Sollte das Zinsniveau, gemäss unterdessen scheinbar gegenstandsloser historischer Usanz, bei einer sich stetig verschlechternden Bilanz nicht steigen? Was trieb US-Banken in den verflossenen 12 Monaten dazu, ihre Staatspapieranlagen um 185,8 Milliarden auf 345,5 Milliarden Dollar praktisch zu verdoppeln, wenn nicht das unselige Experiment? Und was ist der allgemeine Nutzen davon, wenn offensichtlich das Wirtschaftswachstum nichtsdestotrotz nicht richtig anspringt?
Zwingt diese – gemäss unserer Ansicht künstliche – Konstellation, einen Fonds- oder Vermögensverwalter dazu, seinen gewissenhaften Analyseansatz aufzugeben und mit der Geldschwemme mitzuschwimmen, oder ist die Sicherheit eines Vermögens – in der heutigen verschlungenen Situation – von primärer Natur?

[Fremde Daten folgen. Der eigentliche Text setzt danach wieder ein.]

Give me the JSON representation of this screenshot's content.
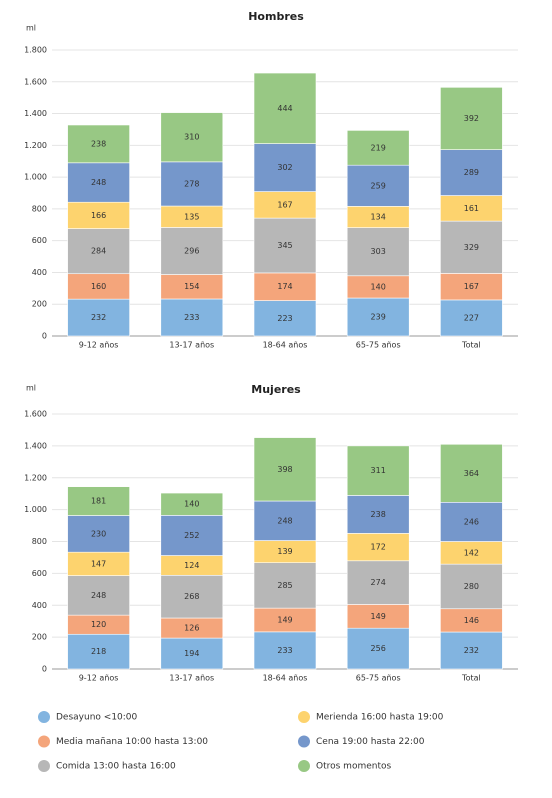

Ein Anleger muss sich dieser Wahl ehrlich stellen, sowohl, wenn er selber investiert, als auch, wenn er die Aufgabe einem Fonds- oder Vermögensverwalter anvertraut. Die Investmentlegende Ben Graham schrieb im 20. Jahrhundert Folgendes: „Eine Investition ist eine, die, nach gründlicher Analyse, Sicherheit des eingesetzten Kapitals und eine angemessene Vergütung verspricht. Operationen welche diesen Anforderungen nicht entsprechen, sind spekulativ.“
Kein Wort von relativer Performance, sondern einzig der Fokus auf zwei absolute Ziele: Erhaltung und Ertrag.
Könnte am Schweizer Finanzplatz, in dieser Nische der absoluten Bewertung, ein langfristiger Mehrwert für Kunden und den Finanzplatz geschaffen werden?